Eine schöne Sache daran, dass Tonträger sich mittlerweile auf so ziemlich alle möglichen Formate verteilen, ist die Rückkehr der kurzen Platten. Oder Tapes. Die New Yorker Produzentin Veronica Lauren alias vhvl, akronymisch für „very high, very low”, hat auf hem/sew neun Titel versammelt, das langt für ein Album. Dass sie damit nach 23 Minuten schon durch ist, stört in der Sache nicht weiter. Sie säumt und vernäht mit sicherer Hand Beats, für die das gilt, was man im Englischen wiedergeben würde mit: They don’t outstay their welcome.

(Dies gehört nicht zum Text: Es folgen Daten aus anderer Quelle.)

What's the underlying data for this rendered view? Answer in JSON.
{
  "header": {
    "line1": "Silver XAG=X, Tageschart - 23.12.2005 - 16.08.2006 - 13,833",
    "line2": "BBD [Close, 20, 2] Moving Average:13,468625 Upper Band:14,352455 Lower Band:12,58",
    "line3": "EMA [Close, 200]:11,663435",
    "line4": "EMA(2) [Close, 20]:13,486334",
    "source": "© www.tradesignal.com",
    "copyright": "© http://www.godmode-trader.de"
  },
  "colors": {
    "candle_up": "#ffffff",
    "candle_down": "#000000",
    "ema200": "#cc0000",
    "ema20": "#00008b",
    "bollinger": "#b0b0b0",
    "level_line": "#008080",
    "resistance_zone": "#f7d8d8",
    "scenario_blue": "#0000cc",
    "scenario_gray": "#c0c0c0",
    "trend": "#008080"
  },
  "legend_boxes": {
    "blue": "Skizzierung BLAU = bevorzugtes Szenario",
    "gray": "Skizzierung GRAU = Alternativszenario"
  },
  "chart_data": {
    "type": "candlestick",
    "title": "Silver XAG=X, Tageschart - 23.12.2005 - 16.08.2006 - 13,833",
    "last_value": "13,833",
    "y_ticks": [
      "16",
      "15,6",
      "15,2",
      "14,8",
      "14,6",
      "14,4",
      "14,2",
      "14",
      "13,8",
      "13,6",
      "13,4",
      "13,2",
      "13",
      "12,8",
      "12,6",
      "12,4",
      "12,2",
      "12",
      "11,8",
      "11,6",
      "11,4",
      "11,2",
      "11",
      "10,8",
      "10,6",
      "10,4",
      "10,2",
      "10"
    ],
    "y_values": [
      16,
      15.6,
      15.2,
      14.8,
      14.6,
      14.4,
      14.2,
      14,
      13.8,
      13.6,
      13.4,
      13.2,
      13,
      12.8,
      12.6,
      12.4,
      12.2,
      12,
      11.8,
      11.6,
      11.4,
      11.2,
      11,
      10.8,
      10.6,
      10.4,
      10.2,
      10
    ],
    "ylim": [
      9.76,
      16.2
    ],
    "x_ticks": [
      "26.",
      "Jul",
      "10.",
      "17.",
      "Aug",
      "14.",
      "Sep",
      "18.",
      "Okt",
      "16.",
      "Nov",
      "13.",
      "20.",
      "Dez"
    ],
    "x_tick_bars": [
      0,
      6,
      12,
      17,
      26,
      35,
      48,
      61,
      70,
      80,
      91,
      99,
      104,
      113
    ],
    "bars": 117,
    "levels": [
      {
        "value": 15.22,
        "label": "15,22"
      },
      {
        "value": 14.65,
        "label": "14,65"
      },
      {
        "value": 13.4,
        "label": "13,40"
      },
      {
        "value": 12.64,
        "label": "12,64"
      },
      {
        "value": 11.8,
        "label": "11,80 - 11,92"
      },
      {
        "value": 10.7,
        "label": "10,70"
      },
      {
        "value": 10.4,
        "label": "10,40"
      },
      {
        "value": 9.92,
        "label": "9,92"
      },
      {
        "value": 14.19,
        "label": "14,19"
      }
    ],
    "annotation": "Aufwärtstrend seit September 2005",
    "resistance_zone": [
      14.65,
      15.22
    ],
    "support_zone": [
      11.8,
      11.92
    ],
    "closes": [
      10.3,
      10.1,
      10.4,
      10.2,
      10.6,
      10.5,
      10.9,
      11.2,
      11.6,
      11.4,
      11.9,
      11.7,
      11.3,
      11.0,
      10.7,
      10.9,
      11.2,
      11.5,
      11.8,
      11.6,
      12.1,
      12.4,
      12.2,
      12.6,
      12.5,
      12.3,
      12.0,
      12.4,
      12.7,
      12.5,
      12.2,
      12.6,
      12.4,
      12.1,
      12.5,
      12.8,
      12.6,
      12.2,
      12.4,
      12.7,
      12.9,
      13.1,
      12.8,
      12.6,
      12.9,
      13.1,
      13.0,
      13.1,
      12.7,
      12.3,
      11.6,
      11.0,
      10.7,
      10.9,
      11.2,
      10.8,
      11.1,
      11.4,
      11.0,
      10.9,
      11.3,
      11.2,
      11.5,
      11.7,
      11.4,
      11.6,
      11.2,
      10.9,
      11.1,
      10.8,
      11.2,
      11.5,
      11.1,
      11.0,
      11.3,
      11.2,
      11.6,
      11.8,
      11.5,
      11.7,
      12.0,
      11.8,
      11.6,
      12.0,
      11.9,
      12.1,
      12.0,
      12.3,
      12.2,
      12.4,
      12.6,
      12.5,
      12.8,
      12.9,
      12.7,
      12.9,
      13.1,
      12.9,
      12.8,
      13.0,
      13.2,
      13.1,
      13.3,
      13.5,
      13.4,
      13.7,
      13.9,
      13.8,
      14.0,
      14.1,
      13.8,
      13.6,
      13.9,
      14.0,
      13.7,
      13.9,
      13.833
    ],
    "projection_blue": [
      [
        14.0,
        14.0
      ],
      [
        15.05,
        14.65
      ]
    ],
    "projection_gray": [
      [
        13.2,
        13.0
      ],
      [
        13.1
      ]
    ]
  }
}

Lauren lässt ihre Zweiminüter kurz Anlauf nehmen, gewährt ihnen ein wenig Fahrt auf freier Strecke und verabschiedet sie wieder im richtigen Moment. Die Stimmungen sind ruhig gehalten, ohne sich ins Pastorale auszudehnen, ganz große Räume sind nicht vorgesehen. Man blickt eher in Landschaften von kleiner Dimension, ähnlich diesen Minifernsehern mit Guckloch, in denen man als Kind Dias ansehen konnte. Wenn sie in „sseee” dann auf einmal leicht verzerrte Frequenzen beisteuert, fühlt man sich unversehens in leicht unwegsamem Gelände. Doch auch diese Station währt kurz. Tim Caspar Boehme

Zvrra – Bizzaroland (Avian)

Zvrra – Bizzaroland (Avian)

Angekommen im Nirwana der Nichtigkeiten, im Hier und Jetzt: Bizzaroland von Zvrra ist das Ergebnis von fast zwei Jahrzehnten ausgedehnter Tauchgänge durch diverse Untiefen elektronischer Musik, die sich zwischenzeitig auftaten und etablierten. Der in Chicago ansässigen Produzentin, DJ und Coderin gelangen bereits letztes Jahr mit der Flow State-EP und dem kriminell unterschätzten Growth unwahrscheinlich dicht texturierte Arbeiten jenseits des Techno-Kanons, die schnell eine distinkte Signatur freilegten. Viszerale Vierviertel im Milchglasmodus pochten da unter minimalistischen, aber irre modulierten Klangteppichen, verwirbelt von schwirriger Dröhnung und einer professionell abgestimmten Sample-Selektion.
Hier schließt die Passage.